2 犯罪被害者等の支援は、犯罪被害者等が被害を受けたときから再び平穏な生活を営むことができるようになるまでの間、適切に途切れることなく行われなければならない。
3 犯罪被害者等の支援は、二次的被害の防止に十分配慮して行われなければならない。
(市の責務)
第4条 市は、前条に規定する基本理念にのっとり、犯罪被害者等の支援に関し関係機関との適切な役割分担を踏まえ、相互に連携し、犯罪被害者等の支援のための施策を実施するものとする。
(市民及び事業者の責務)
第5条 市民及び事業者は、犯罪被害者等が置かれている状況及び支援の重要性についての理解を深め、市及び関係機関が実施する犯罪被害者等の支援のための施策に協力するよう努めるものとする。
2 事業者は、従業者である犯罪被害者等が被害に係る刑事に関する手続等に適切に関与することができるようにするため、就労に十分配慮するとともに、必要な支援を行うよう努めるものとする。
(情報の提供等)
第6条 市は、犯罪被害者等が日常生活及び社会生活を円滑に営むことができるようにするため、犯罪被害者等が直面している各般の問題についての相談に応じ、必要な情報の提供及び助言を行い、並びに関係機関との連絡調整を行うものとする。
(日常生活の支援)
第7条 市は、犯罪被害者等が日常生活を円滑に営むことができるよう、見舞金の支給のほか、次に掲げる支援を行うものとする。

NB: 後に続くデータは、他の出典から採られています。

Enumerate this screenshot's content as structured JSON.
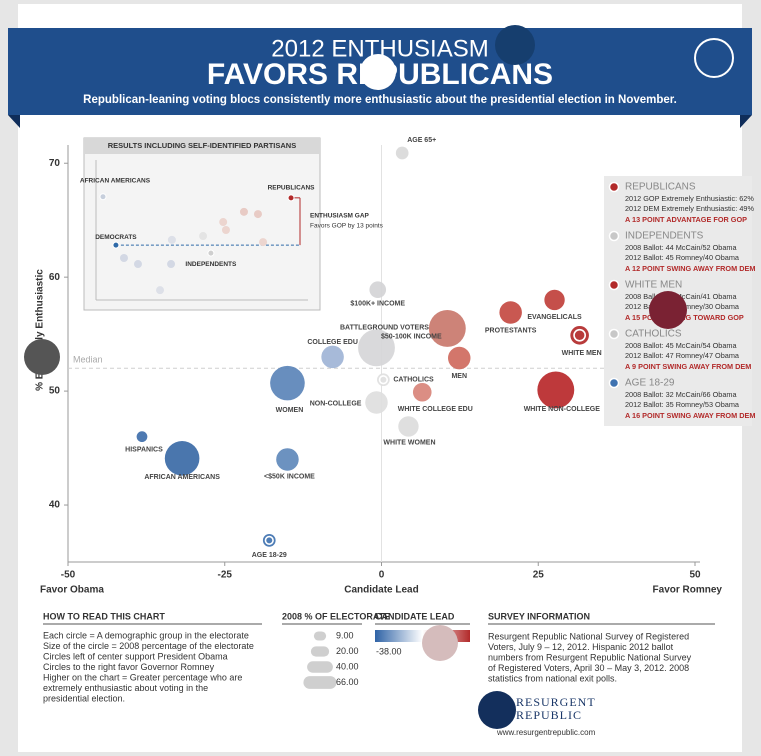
{
  "header": {
    "kicker": "2012 ENTHUSIASM",
    "title": "FAVORS REPUBLICANS",
    "subtitle": "Republican-leaning voting blocs consistently more enthusiastic about the presidential election in November."
  },
  "chart_data": [
    {
      "type": "bubble",
      "xlabel": "Candidate Lead",
      "xlabel_left": "Favor Obama",
      "xlabel_right": "Favor Romney",
      "ylabel": "% Extremely Enthusiastic",
      "xlim": [
        -50,
        50
      ],
      "ylim": [
        35,
        71.6
      ],
      "xticks": [
        -50,
        -25,
        0,
        25,
        50
      ],
      "yticks": [
        40,
        50,
        60,
        70
      ],
      "median": {
        "label": "Median",
        "value": 52
      },
      "points": [
        {
          "label": "AGE 65+",
          "x": 3.3,
          "y": 70.9,
          "size": 7,
          "color": "#d9d9d9"
        },
        {
          "label": "$100K+ INCOME",
          "x": -0.6,
          "y": 58.9,
          "size": 12,
          "color": "#d4d4d6"
        },
        {
          "label": "COLLEGE EDU",
          "x": -7.8,
          "y": 53.0,
          "size": 22,
          "color": "#9fb4d6"
        },
        {
          "label": "BATTLEGROUND VOTERS",
          "x": -0.8,
          "y": 53.8,
          "size": 59,
          "color": "#d6d6d8"
        },
        {
          "label": "$50-100K INCOME",
          "x": 10.5,
          "y": 55.5,
          "size": 59,
          "color": "#c9786c"
        },
        {
          "label": "MEN",
          "x": 12.4,
          "y": 52.9,
          "size": 22,
          "color": "#cf6a5e"
        },
        {
          "label": "PROTESTANTS",
          "x": 20.6,
          "y": 56.9,
          "size": 22,
          "color": "#c44a42"
        },
        {
          "label": "EVANGELICALS",
          "x": 27.6,
          "y": 58.0,
          "size": 18,
          "color": "#c0403b"
        },
        {
          "label": "WHITE MEN",
          "x": 31.6,
          "y": 54.9,
          "size": 15,
          "color": "#b22a2a",
          "highlight": true
        },
        {
          "label": "WHITE NON-COLLEGE",
          "x": 27.8,
          "y": 50.1,
          "size": 59,
          "color": "#b8282a"
        },
        {
          "label": "CATHOLICS",
          "x": 0.3,
          "y": 51.0,
          "size": 7,
          "color": "#e0e0e0",
          "highlight": true
        },
        {
          "label": "WHITE COLLEGE EDU",
          "x": 6.5,
          "y": 49.9,
          "size": 15,
          "color": "#d8847a"
        },
        {
          "label": "NON-COLLEGE",
          "x": -0.8,
          "y": 49.0,
          "size": 22,
          "color": "#dedede"
        },
        {
          "label": "WHITE WOMEN",
          "x": 4.3,
          "y": 46.9,
          "size": 18,
          "color": "#dcdcdc"
        },
        {
          "label": "WOMEN",
          "x": -15,
          "y": 50.7,
          "size": 52,
          "color": "#5b84b8"
        },
        {
          "label": "HISPANICS",
          "x": -38.2,
          "y": 46.0,
          "size": 5,
          "color": "#3f6fab"
        },
        {
          "label": "AFRICAN AMERICANS",
          "x": -31.8,
          "y": 44.1,
          "size": 52,
          "color": "#3b6aa6"
        },
        {
          "label": "<$50K INCOME",
          "x": -15,
          "y": 44.0,
          "size": 22,
          "color": "#5f89bb"
        },
        {
          "label": "AGE 18-29",
          "x": -17.9,
          "y": 36.9,
          "size": 7,
          "color": "#3f72b0",
          "highlight": true
        }
      ],
      "size_legend": {
        "title": "2008 % OF ELECTORATE",
        "values": [
          9,
          20,
          40,
          66
        ],
        "value_labels": [
          "9.00",
          "20.00",
          "40.00",
          "66.00"
        ]
      },
      "color_legend": {
        "title": "CANDIDATE LEAD",
        "min": {
          "value": -38,
          "label": "-38.00"
        }
      }
    },
    {
      "type": "scatter",
      "title": "RESULTS INCLUDING SELF-IDENTIFIED PARTISANS",
      "xlim": [
        -50,
        50
      ],
      "ylim": [
        35,
        72
      ],
      "annotation": "ENTHUSIASM GAP",
      "annotation_sub": "Favors GOP by 13 points",
      "points": [
        {
          "label": "AFRICAN AMERICANS",
          "x": -46.7,
          "y": 62.3,
          "color": "#c7cfdc"
        },
        {
          "label": "DEMOCRATS",
          "x": -40.6,
          "y": 49.5,
          "color": "#2f6aa8"
        },
        {
          "label": "REPUBLICANS",
          "x": 42,
          "y": 62,
          "color": "#b22a2a"
        },
        {
          "label": "INDEPENDENTS",
          "x": 4.2,
          "y": 47.4,
          "color": "#cfcfcf"
        },
        {
          "label": null,
          "x": -36.8,
          "y": 46.1,
          "color": "#d3d8e4"
        },
        {
          "label": null,
          "x": -30.2,
          "y": 44.5,
          "color": "#d3d8e4"
        },
        {
          "label": null,
          "x": -14.2,
          "y": 50.9,
          "color": "#dde0e8"
        },
        {
          "label": null,
          "x": -14.6,
          "y": 44.5,
          "color": "#d3d8e4"
        },
        {
          "label": null,
          "x": 0.5,
          "y": 51.9,
          "color": "#e4e4e4"
        },
        {
          "label": null,
          "x": 10,
          "y": 55.6,
          "color": "#ecd5cf"
        },
        {
          "label": null,
          "x": 11.3,
          "y": 53.5,
          "color": "#ecd5cf"
        },
        {
          "label": null,
          "x": 19.8,
          "y": 58.3,
          "color": "#e8cbc5"
        },
        {
          "label": null,
          "x": 26.4,
          "y": 57.7,
          "color": "#e8cbc5"
        },
        {
          "label": null,
          "x": 28.8,
          "y": 50.3,
          "color": "#ecd5cf"
        },
        {
          "label": null,
          "x": -19.8,
          "y": 37.6,
          "color": "#dde0e8"
        }
      ]
    }
  ],
  "highlights": [
    {
      "title": "REPUBLICANS",
      "lines": [
        "2012 GOP Extremely Enthusiastic: 62%",
        "2012 DEM Extremely Enthusiastic: 49%"
      ],
      "note": "A 13 POINT ADVANTAGE FOR GOP",
      "color": "#b22a2a"
    },
    {
      "title": "INDEPENDENTS",
      "lines": [
        "2008 Ballot: 44 McCain/52 Obama",
        "2012 Ballot: 45 Romney/40 Obama"
      ],
      "note": "A 12 POINT SWING AWAY FROM DEM",
      "color": "#c8c8c8"
    },
    {
      "title": "WHITE MEN",
      "lines": [
        "2008 Ballot: 57 McCain/41 Obama",
        "2012 Ballot: 61 Romney/30 Obama"
      ],
      "note": "A 15 POINT SWING TOWARD GOP",
      "color": "#b22a2a"
    },
    {
      "title": "CATHOLICS",
      "lines": [
        "2008 Ballot: 45 McCain/54 Obama",
        "2012 Ballot: 47 Romney/47 Obama"
      ],
      "note": "A 9 POINT SWING AWAY FROM DEM",
      "color": "#c8c8c8"
    },
    {
      "title": "AGE 18-29",
      "lines": [
        "2008 Ballot: 32 McCain/66 Obama",
        "2012 Ballot: 35 Romney/53 Obama"
      ],
      "note": "A 16 POINT SWING AWAY FROM DEM",
      "color": "#3f72b0"
    }
  ],
  "how_to_read": {
    "title": "HOW TO READ THIS CHART",
    "lines": [
      "Each circle = A demographic group in the electorate",
      "Size of the circle = 2008 percentage of the electorate",
      "Circles left of center support President Obama",
      "Circles to the right favor Governor Romney",
      "Higher on the chart = Greater percentage who are",
      "extremely enthusiastic about voting in the",
      "presidential election."
    ]
  },
  "survey": {
    "title": "SURVEY INFORMATION",
    "lines": [
      "Resurgent Republic National Survey of Registered",
      "Voters, July 9 – 12, 2012. Hispanic 2012 ballot",
      "numbers from Resurgent Republic National Survey",
      "of Registered Voters, April 30 – May 3, 2012. 2008",
      "statistics from national exit polls."
    ]
  },
  "logo": {
    "line1": "RESURGENT",
    "line2": "REPUBLIC",
    "url": "www.resurgentrepublic.com"
  }
}
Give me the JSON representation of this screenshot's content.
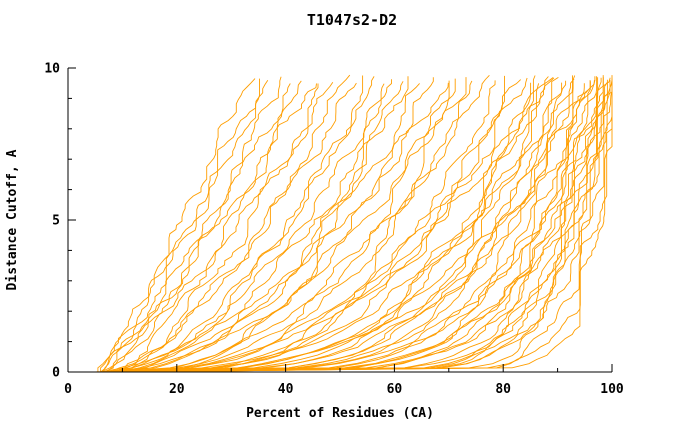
{
  "title": "T1047s2-D2",
  "chart_data": {
    "type": "line",
    "title": "T1047s2-D2",
    "xlabel": "Percent of Residues (CA)",
    "ylabel": "Distance Cutoff, A",
    "xlim": [
      0,
      100
    ],
    "ylim": [
      0,
      10
    ],
    "x_major_ticks": [
      0,
      20,
      40,
      60,
      80,
      100
    ],
    "x_tick_labels": [
      "0",
      "20",
      "40",
      "60",
      "80",
      "100"
    ],
    "x_minor_step": 10,
    "y_major_ticks": [
      0,
      5,
      10
    ],
    "y_tick_labels": [
      "0",
      "5",
      "10"
    ],
    "y_minor_step": 1,
    "grid": false,
    "legend": "none",
    "background": "#FFFFFF",
    "axis_color": "#000000",
    "line_color": "#FF9E00",
    "curve_top_y": 9.7,
    "curve_format": "[x_at_y0, x_at_top, shape_exponent] per model curve (estimated from plot)",
    "curves": [
      [
        6,
        33,
        0.9
      ],
      [
        5.5,
        35,
        0.8
      ],
      [
        6.5,
        37,
        0.95
      ],
      [
        7,
        39,
        0.75
      ],
      [
        6,
        41,
        0.85
      ],
      [
        8,
        43,
        0.7
      ],
      [
        6.5,
        45,
        0.9
      ],
      [
        7.5,
        47,
        0.65
      ],
      [
        6,
        49,
        0.8
      ],
      [
        7,
        51,
        0.6
      ],
      [
        8,
        53,
        0.7
      ],
      [
        6,
        55,
        0.5
      ],
      [
        9,
        57,
        0.62
      ],
      [
        7,
        59,
        0.55
      ],
      [
        8,
        61,
        0.45
      ],
      [
        10,
        63,
        0.6
      ],
      [
        7,
        65,
        0.5
      ],
      [
        9,
        67,
        0.42
      ],
      [
        8,
        69,
        0.55
      ],
      [
        10,
        71,
        0.4
      ],
      [
        7,
        73,
        0.5
      ],
      [
        9,
        75,
        0.38
      ],
      [
        8,
        77,
        0.45
      ],
      [
        11,
        79,
        0.35
      ],
      [
        8,
        81,
        0.3
      ],
      [
        9,
        83,
        0.34
      ],
      [
        10,
        85,
        0.28
      ],
      [
        8,
        86,
        0.25
      ],
      [
        11,
        87,
        0.3
      ],
      [
        9,
        88,
        0.22
      ],
      [
        10,
        89,
        0.27
      ],
      [
        8,
        90,
        0.2
      ],
      [
        11,
        91,
        0.24
      ],
      [
        9,
        92,
        0.18
      ],
      [
        10,
        93,
        0.22
      ],
      [
        8,
        94,
        0.16
      ],
      [
        9,
        95,
        0.14
      ],
      [
        12,
        95.5,
        0.2
      ],
      [
        10,
        96,
        0.12
      ],
      [
        8,
        96.5,
        0.16
      ],
      [
        11,
        97,
        0.1
      ],
      [
        9,
        97.5,
        0.14
      ],
      [
        10,
        98,
        0.09
      ],
      [
        12,
        98.5,
        0.12
      ],
      [
        9,
        99,
        0.08
      ],
      [
        10,
        99.3,
        0.11
      ],
      [
        11,
        99.6,
        0.07
      ],
      [
        9,
        100,
        0.1
      ],
      [
        10,
        100,
        0.06
      ],
      [
        12,
        100,
        0.13
      ],
      [
        8,
        100,
        0.05
      ],
      [
        6,
        58,
        0.3
      ],
      [
        7,
        70,
        0.25
      ],
      [
        7,
        84,
        0.4
      ],
      [
        6,
        92,
        0.35
      ],
      [
        7,
        96,
        0.3
      ],
      [
        6,
        88,
        0.4
      ],
      [
        5,
        98,
        0.2
      ],
      [
        6,
        99,
        0.15
      ],
      [
        7,
        100,
        0.18
      ],
      [
        5,
        94,
        0.25
      ]
    ]
  }
}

(1) 経済的負担の軽減を図るために必要な支援を行うこと。
(2) 精神的な被害の早期の回復又は軽減を図るために必要な支援を行うこと。
(3) 居住の安定を図るために必要な支援を行うこと。
(4) 前3号に掲げるもののほか、犯罪被害者等の状況に応じた必要な支援を行うこと。
(安全の確保)
第8条 市は、関係機関等と連携し、犯罪被害者等が二次的被害を受けることを防止し、その安全を確保するため、犯罪被害者等に係る個人情報の適切な取扱いの確保その他の必要な措置を講ずるものとする。
(広報及び啓発)
第9条 市は、犯罪被害者等が置かれている状況、犯罪被害者等の支援の必要性及び二次的被害の防止の重要性について、市民の理解を深めるため、広報及び啓発を行うものとする。
(民間支援団体に対する支援)
第10条 市は、民間支援団体が適切かつ効果的に犯罪被害者等の支援を推進することができるよう犯罪被害者等の支援に関する情報の提供その他の必要な支援を行うものとする。
(委任)
第11条 この条例の施行に関し必要な事項は、規則で定める。
附則
この条例は、令和8年1月1日から施行する。